A pie chart is a circular statistical representation which relates numerical proportion between the quantity of items using slices. The arc length of each slice is directly proportional to the quantity of the item it represents. A basic pie chart would look something like this:
Histograms are a data representation that are widely used for a variety of numerical content. They can be quite useful in analysis and offers an estimate of probability distribution of a variable over short intervals. A histogram would look something like this:
Histograms usually represent data that is being grouped into discrete bins. The number of grouped data or the frequency is then plotted against the range of these bins thus forming rectangles of different heights. You can find all about histograms here and here
As far as we have discussed something common between pie charts and histograms is their data representation. In a pie chart bigger the arc length of a slice larger the quantity of item and in a histogram higher the peak more the quantity of items in a bin. So a histogram can basically be converted to a pie chart where the frequency of elements in each bin of the histogram can represent the slices in the pie chart.Here is an example of one such representation:
Each slice starting from the top in clockwise direction represents each of the rectangles in the histogram. So representing a discrete histogram using a pie chart is the easiest of tasks.
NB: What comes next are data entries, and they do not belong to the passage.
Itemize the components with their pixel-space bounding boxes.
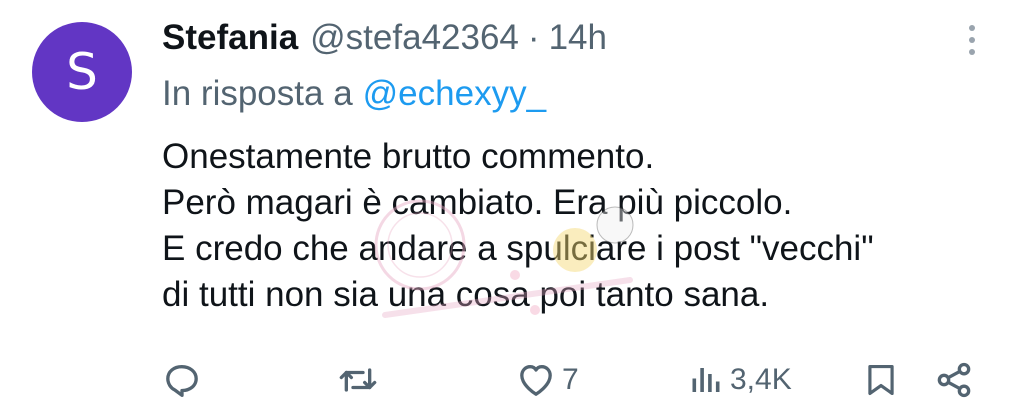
reply-icon <box>166 365 198 397</box>
timestamp[interactable]: 14h <box>549 18 607 58</box>
heart-icon <box>520 365 552 396</box>
action-bar: 7 3,4K <box>0 352 1024 408</box>
avatar-letter: S <box>66 43 98 101</box>
retweet-icon <box>339 368 377 392</box>
bookmark-button[interactable] <box>862 352 900 408</box>
reply-handle-link[interactable]: @echexyy_ <box>363 74 546 114</box>
display-name[interactable]: Stefania <box>162 18 298 58</box>
user-handle[interactable]: @stefa42364 <box>310 18 519 58</box>
retweet-button[interactable] <box>336 352 380 408</box>
tweet-header: Stefania @stefa42364 · 14h <box>162 14 607 62</box>
tweet-text: Onestamente brutto commento. Però magari… <box>162 134 1002 318</box>
reply-context: In risposta a @echexyy_ <box>162 70 546 118</box>
avatar[interactable]: S <box>32 22 132 122</box>
like-button[interactable]: 7 <box>516 352 579 408</box>
tweet-text-line: Però magari è cambiato. Era più piccolo. <box>162 183 793 222</box>
share-icon <box>937 362 971 398</box>
tweet-text-line: di tutti non sia una cosa poi tanto sana… <box>162 275 770 314</box>
more-vertical-icon[interactable] <box>956 18 988 62</box>
tweet-text-line: Onestamente brutto commento. <box>162 137 655 176</box>
tweet[interactable]: S Stefania @stefa42364 · 14h In risposta… <box>0 0 1024 420</box>
share-button[interactable] <box>934 352 974 408</box>
views-icon <box>692 368 720 392</box>
views-count: 3,4K <box>730 363 792 396</box>
tweet-text-line: E credo che andare a spulciare i post "v… <box>162 229 874 268</box>
like-count: 7 <box>562 363 579 396</box>
views-button[interactable]: 3,4K <box>688 352 792 408</box>
bookmark-icon <box>868 364 894 396</box>
separator-dot: · <box>527 18 540 57</box>
reply-prefix: In risposta a <box>162 74 353 113</box>
reply-button[interactable] <box>162 352 202 408</box>
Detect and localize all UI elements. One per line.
But there is a way these two tends to differ from each other. Histograms can also represent a continuous function called a probability distribution function. Plotting the midpoints of the rectangles in a histogram vaguely gives us a probability distribution graph. A probability distribution displays the probabilities associated with all possible outcomes of an event. A function representing a probability distribution graph is called a probability distribution function. Below is one such graphical representation of a probability distribution function of the same data used to plot the histogram:
So can we have a continuous pie chart for such cases? The borders between the colors of a pie chart is the only thing that stays in the way making it discrete. A solution to this problem includes removing the stiff borders of a pie chart and allowing the colors to merge to form a gradient which would look like a circular pallette of colors. Now how would we convert the histogram to such a pie chart? Well that involves a series of calculations.More information on probability distributions and probability density functions can be found here and here.
The first step towards this approach includes assigning a color to each of the intervals just like the pie chart does. Now the frequency values are integrated over the available intervals of 0 to n. Integrating the frequency values gives us a graph which raises at intervals with values of high frequency and remains almost straight at intervals with values of less frequency.
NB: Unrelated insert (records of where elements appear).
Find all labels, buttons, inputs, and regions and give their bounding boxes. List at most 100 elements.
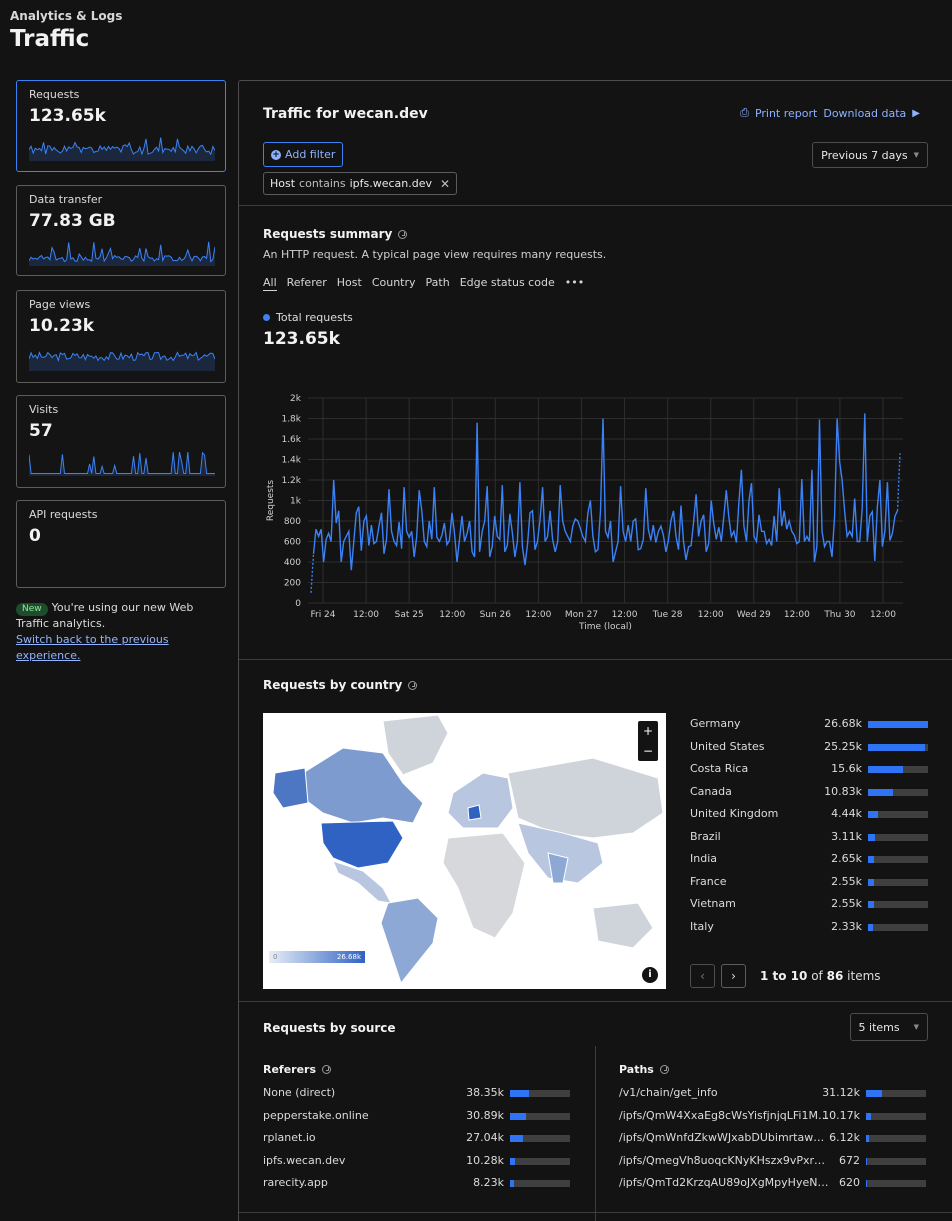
referer-name: rarecity.app xyxy=(263,1176,328,1190)
path-row[interactable]: /ipfs/QmWnfdZkwWJxabDUbimrtaweYF… 6.12k xyxy=(619,1131,926,1154)
y-tick-label: 600 xyxy=(284,538,301,548)
referer-row[interactable]: rarecity.app 8.23k xyxy=(263,1176,570,1199)
path-row[interactable]: /ipfs/QmW4XxaEg8cWsYisfjnjqLFi1Mb… 10.17k xyxy=(619,1109,926,1132)
x-tick-label: Wed 29 xyxy=(737,610,771,620)
y-tick-label: 800 xyxy=(284,517,301,527)
x-tick-label: Sun 26 xyxy=(480,610,512,620)
x-tick-label: Fri 24 xyxy=(310,610,335,620)
country-bar-fill xyxy=(868,743,925,751)
zoom-in-button[interactable]: + xyxy=(638,721,658,741)
country-row[interactable]: Germany 26.68k xyxy=(690,717,928,740)
country-row[interactable]: Brazil 3.11k xyxy=(690,830,928,853)
referer-row[interactable]: ipfs.wecan.dev 10.28k xyxy=(263,1154,570,1177)
series-line xyxy=(312,413,899,571)
country-name: United Kingdom xyxy=(690,807,779,820)
referer-bar xyxy=(510,1090,570,1097)
paths-list: /v1/chain/get_info 31.12k/ipfs/QmW4XxaEg8… xyxy=(619,1086,926,1199)
date-range-select[interactable]: Previous 7 days ▼ xyxy=(812,142,928,168)
metric-card-api-requests[interactable]: API requests 0 xyxy=(16,500,226,588)
metric-value: 77.83 GB xyxy=(29,211,116,231)
referer-bar-fill xyxy=(510,1112,526,1120)
country-row[interactable]: Vietnam 2.55k xyxy=(690,897,928,920)
metric-card-data-transfer[interactable]: Data transfer 77.83 GB xyxy=(16,185,226,276)
country-bar-fill xyxy=(868,811,879,818)
tab-referer[interactable]: Referer xyxy=(287,276,327,291)
legend-dot xyxy=(263,314,270,321)
referer-row[interactable]: rplanet.io 27.04k xyxy=(263,1131,570,1154)
map-color-legend: 0 26.68k xyxy=(269,951,365,963)
close-icon[interactable]: ✕ xyxy=(440,177,450,191)
referer-row[interactable]: None (direct) 38.35k xyxy=(263,1086,570,1109)
previous-page-button[interactable]: ‹ xyxy=(690,964,715,988)
filter-chip[interactable]: Host contains ipfs.wecan.dev ✕ xyxy=(263,172,458,195)
print-report-link[interactable]: Print report xyxy=(755,107,817,120)
country-value: 2.33k xyxy=(831,919,862,933)
page-title: Traffic xyxy=(10,26,90,52)
referer-row[interactable]: pepperstake.online 30.89k xyxy=(263,1109,570,1132)
metric-card-visits[interactable]: Visits 57 xyxy=(16,395,226,488)
tab-edge-status-code[interactable]: Edge status code xyxy=(460,276,555,291)
country-row[interactable]: United Kingdom 4.44k xyxy=(690,807,928,830)
section-title-text: Requests by country xyxy=(263,678,403,692)
path-bar xyxy=(866,1135,926,1143)
country-name: India xyxy=(690,852,717,865)
metric-card-page-views[interactable]: Page views 10.23k xyxy=(16,290,226,383)
tab-country[interactable]: Country xyxy=(372,276,416,291)
country-row[interactable]: Costa Rica 15.6k xyxy=(690,762,928,785)
country-row[interactable]: Canada 10.83k xyxy=(690,785,928,808)
path-bar xyxy=(866,1090,926,1097)
referer-value: 38.35k xyxy=(466,1086,504,1099)
chart-legend: Total requests xyxy=(263,311,353,324)
tab-path[interactable]: Path xyxy=(426,276,450,291)
caret-right-icon[interactable]: ▶ xyxy=(912,108,920,119)
items-count-value: 5 items xyxy=(858,1020,900,1034)
add-filter-label: Add filter xyxy=(285,148,336,161)
pagination-of: of xyxy=(811,969,823,983)
path-row[interactable]: /v1/chain/get_info 31.12k xyxy=(619,1086,926,1109)
country-row[interactable]: United States 25.25k xyxy=(690,740,928,763)
country-bar xyxy=(868,766,928,773)
items-count-select[interactable]: 5 items ▼ xyxy=(849,1013,928,1041)
path-row[interactable]: /ipfs/QmTd2KrzqAU89oJXgMpyHyeN1oh… 620 xyxy=(619,1176,926,1199)
clock-icon xyxy=(322,1065,332,1074)
tab-host[interactable]: Host xyxy=(337,276,362,291)
country-bar-fill xyxy=(868,788,893,796)
add-filter-button[interactable]: + Add filter xyxy=(263,142,344,167)
sparkline xyxy=(29,137,215,161)
switch-back-link[interactable]: Switch back to the previous experience. xyxy=(16,633,169,662)
country-value: 15.6k xyxy=(831,762,862,775)
country-name: Brazil xyxy=(690,829,721,843)
x-tick-label: 12:00 xyxy=(439,610,465,620)
referer-bar-fill xyxy=(510,1090,530,1097)
world-map[interactable]: + − 0 26.68k i xyxy=(263,713,666,989)
zoom-controls: + − xyxy=(638,721,658,761)
more-icon[interactable]: ••• xyxy=(565,276,584,291)
country-bar xyxy=(868,878,928,886)
download-data-link[interactable]: Download data xyxy=(823,107,906,120)
path-row[interactable]: /ipfs/QmegVh8uoqcKNyKHszx9vPxrH77g… 672 xyxy=(619,1154,926,1177)
country-row[interactable]: India 2.65k xyxy=(690,852,928,875)
map-legend-min: 0 xyxy=(273,953,278,961)
y-tick-label: 1.8k xyxy=(281,415,301,425)
zoom-out-button[interactable]: − xyxy=(638,741,658,761)
country-name: Costa Rica xyxy=(690,762,749,775)
country-value: 4.44k xyxy=(831,807,862,820)
metric-card-requests[interactable]: Requests 123.65k xyxy=(16,80,226,172)
tab-all[interactable]: All xyxy=(263,276,277,291)
x-tick-label: Thu 30 xyxy=(823,610,855,620)
country-row[interactable]: Italy 2.33k xyxy=(690,920,928,943)
country-bar xyxy=(868,901,928,908)
country-row[interactable]: France 2.55k xyxy=(690,875,928,898)
country-value: 2.55k xyxy=(831,874,862,888)
country-bar-fill xyxy=(868,923,874,931)
country-bar-fill xyxy=(868,766,903,773)
filter-field: Host xyxy=(270,177,296,190)
requests-line-chart[interactable]: 0 200 400 600 800 1k 1.2k 1.4k 1.6k 1.8k 2k Fri 24 1… xyxy=(263,386,923,646)
referer-name: pepperstake.online xyxy=(263,1108,369,1122)
next-page-button[interactable]: › xyxy=(721,964,746,988)
country-value: 2.65k xyxy=(831,852,862,865)
printer-icon[interactable]: ⎙ xyxy=(740,106,749,120)
series-line-end xyxy=(896,453,901,511)
info-icon[interactable]: i xyxy=(642,967,658,983)
path-bar-fill xyxy=(866,1135,869,1143)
This data can then be normalized in a range of 0 to 1. This can be achieved by the following equation:
xn = xn / max(x)
Here xn is the value in the set to be normalized and max(x) gives the largest value in the set of values. Remember that the data in a pie chart is always normalized as the whole pie chart make up to 100%.
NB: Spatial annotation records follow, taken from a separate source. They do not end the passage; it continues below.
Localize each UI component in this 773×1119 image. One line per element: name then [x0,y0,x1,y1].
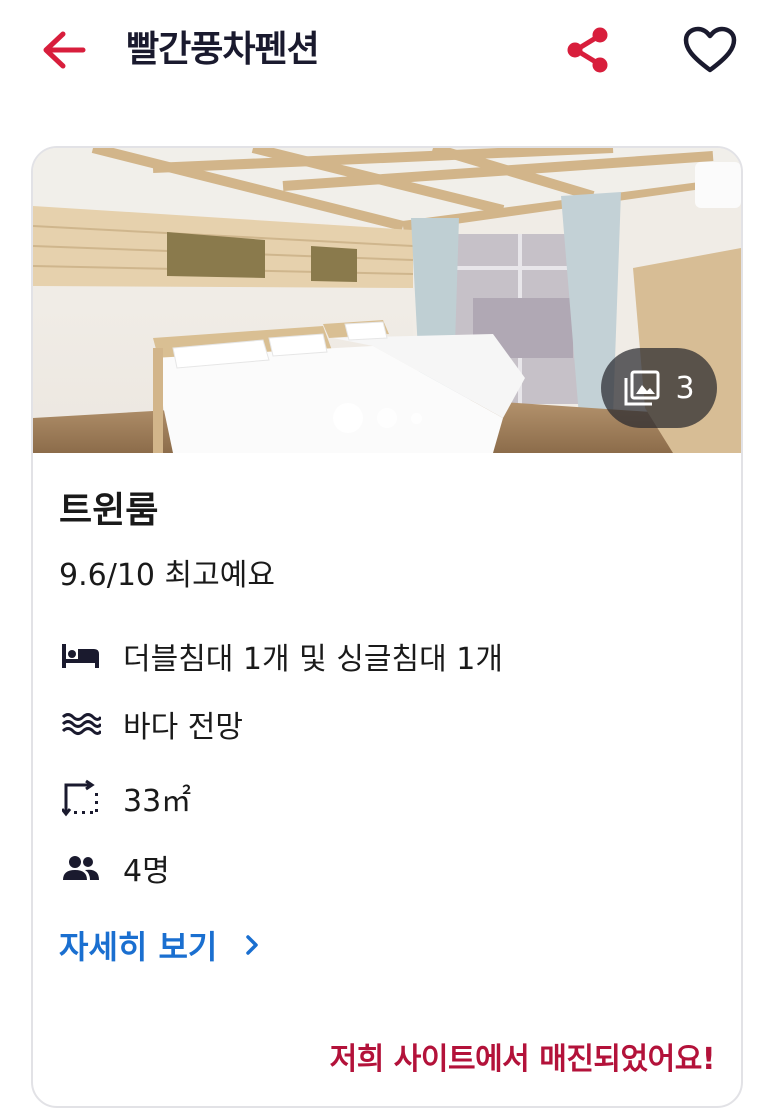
sold-out-notice: 저희 사이트에서 매진되었어요! [329,1042,716,1077]
favorite-button[interactable] [680,22,740,78]
people-icon [59,846,103,890]
feature-capacity-text: 4명 [123,854,170,889]
carousel-dot[interactable] [377,408,397,428]
waves-icon [59,702,103,746]
arrow-left-icon [43,31,86,69]
feature-view-text: 바다 전망 [123,710,243,745]
page-title: 빨간풍차펜션 [126,29,320,70]
view-details-label: 자세히 보기 [59,928,218,966]
room-photo[interactable]: 3 [33,148,741,453]
chevron-right-icon [246,935,259,955]
feature-area-text: 33㎡ [123,784,192,819]
photo-count-badge[interactable]: 3 [601,348,717,428]
area-icon [59,776,103,820]
room-name: 트윈룸 [59,490,159,531]
feature-bed-text: 더블침대 1개 및 싱글침대 1개 [123,642,503,677]
feature-bed: 더블침대 1개 및 싱글침대 1개 [59,634,503,678]
app-header: 빨간풍차펜션 [0,0,773,100]
view-details-link[interactable]: 자세히 보기 [59,922,259,968]
room-card: 3 트윈룸 9.6/10 최고예요 더블침대 1개 및 싱글침대 1개 바다 전… [31,146,743,1108]
carousel-dot-active[interactable] [333,403,363,433]
heart-outline-icon [683,26,737,73]
carousel-indicator [333,403,422,433]
bed-icon [59,634,103,678]
share-button[interactable] [560,22,616,78]
photo-library-icon [624,370,660,406]
back-button[interactable] [36,24,92,76]
share-icon [567,27,608,73]
feature-capacity: 4명 [59,846,170,890]
room-rating: 9.6/10 최고예요 [59,558,275,593]
feature-view: 바다 전망 [59,702,243,746]
carousel-dot[interactable] [411,412,422,424]
photo-count: 3 [675,370,695,406]
feature-area: 33㎡ [59,776,191,820]
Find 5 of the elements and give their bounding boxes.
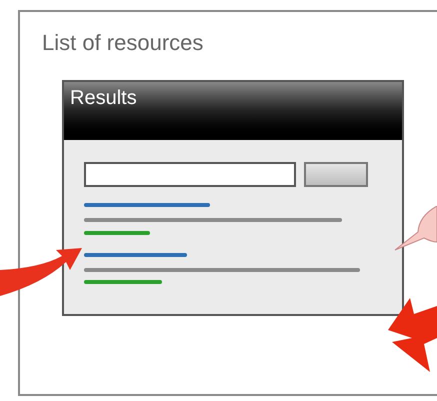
page-title: List of resources xyxy=(42,32,204,54)
window-title: Results xyxy=(70,87,137,109)
search-field[interactable] xyxy=(84,162,296,187)
callout-drawing xyxy=(394,206,437,252)
search-button[interactable] xyxy=(304,162,368,187)
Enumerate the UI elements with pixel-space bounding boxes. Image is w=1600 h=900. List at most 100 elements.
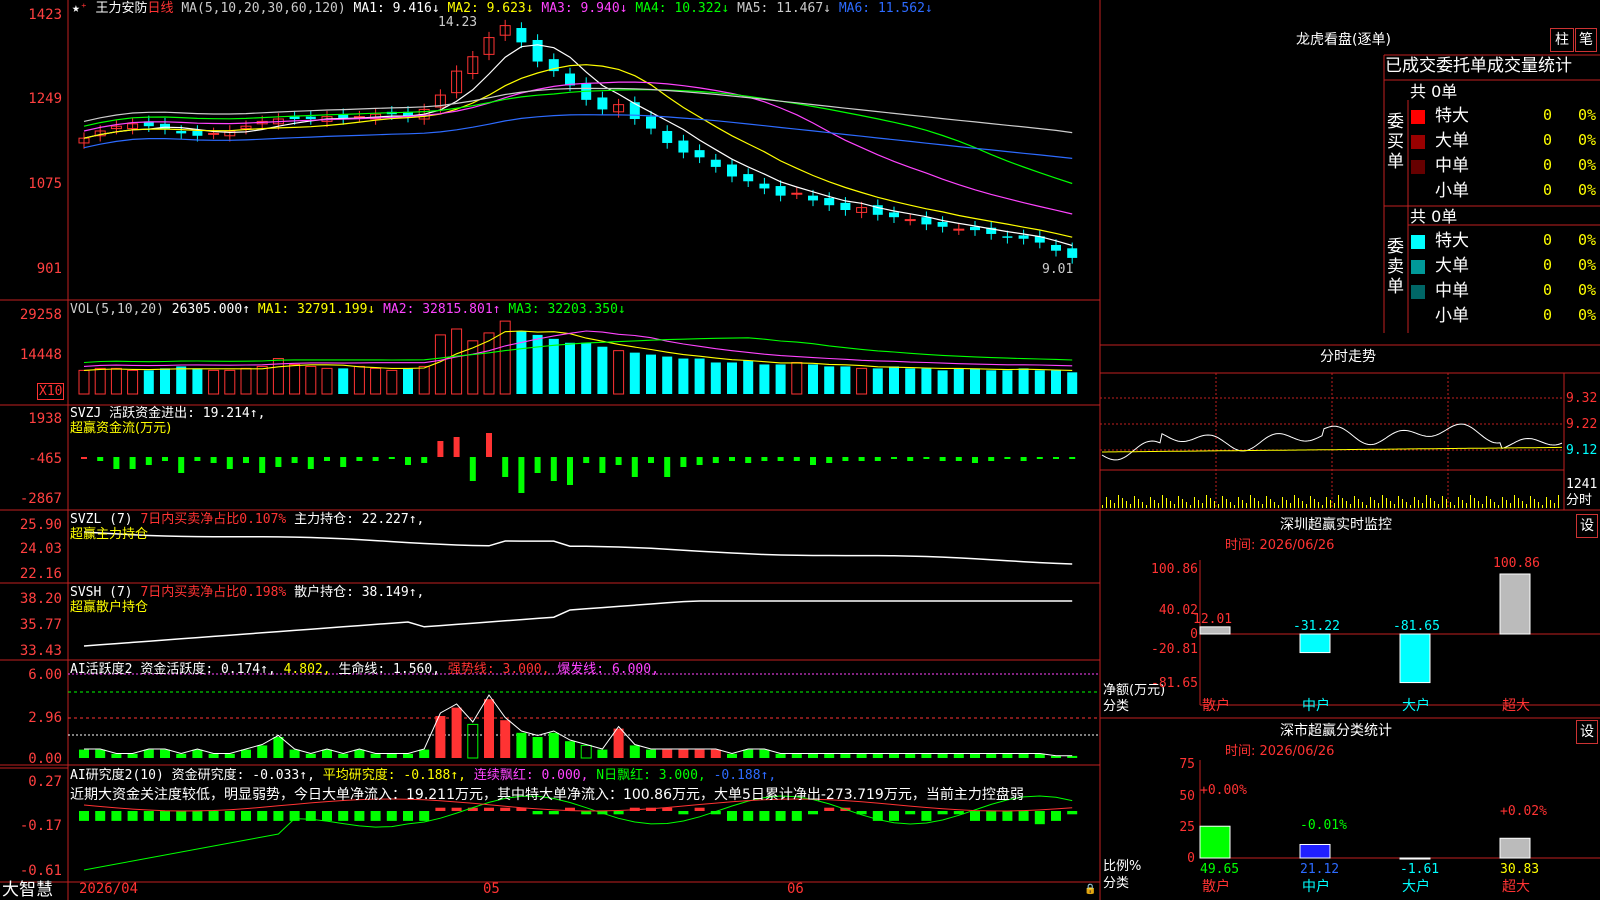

After normalizing the values the inverse of this function is calculated through interpolation. As the representation is in the form of a circular gradient there has to be points on these circles of which colors are to be determined to form a perfect gradient. Always remember that the number of points are to be calculated in such a way that the transitions in the gradient seems smooth for a given data. This can be calculated as:
Color(angle) =c( Finv(angle / 360) )
Here F(x) gives the integral of the normalized histogram, and Finv(y) is the inverse of this function with domain [0,1] and codomain as the x-axis of the histogram. c(x) is a function which assigns a color for a given x-coordinate of the histogram. Typically this is achieved by choosing some key break points, assigning colors to them and interpolating between these break points for the other values of x.
When we have enough colors for drawing the full circle the output is a circular pallette where the coverage of a color related to a particular x is directly proportional to the frequency of x. The colors can be made more distinguishable by interpolating using a sigmoid function to find the color of a particular angle. This way the color stays inclined towards either of the two colors we are interpolating between and the colors in the representation stays true to the colors assigned to x in the start of the calculations. Below is a histogram along with its continuous pie chart representation.
The histogram data shown is for the raaga called Sahāna. The data representation starts from the bottom part of the continuous pie chart. So the white color represents the first peak, the green color represents the smaller second peak and so on. As it can be seen the higher the peaks in the histogram, the more the color(which represents the data) in the pie chart. It does not have strict boundaries between colors as well. So basically it is a pie chart with continuous data from something like a probability distribution of a histogram.
This concept was used to plot a pitch histogram of a melody which is continuous in form. The representation summarizes the pitch properties associated with the melody. The continuous pie chart of the pitch histogram of songs in the same melody can thus be compared easily with the actual representation. The pitch histograms and other details about melodies(called Raaga in this context) can all be found here.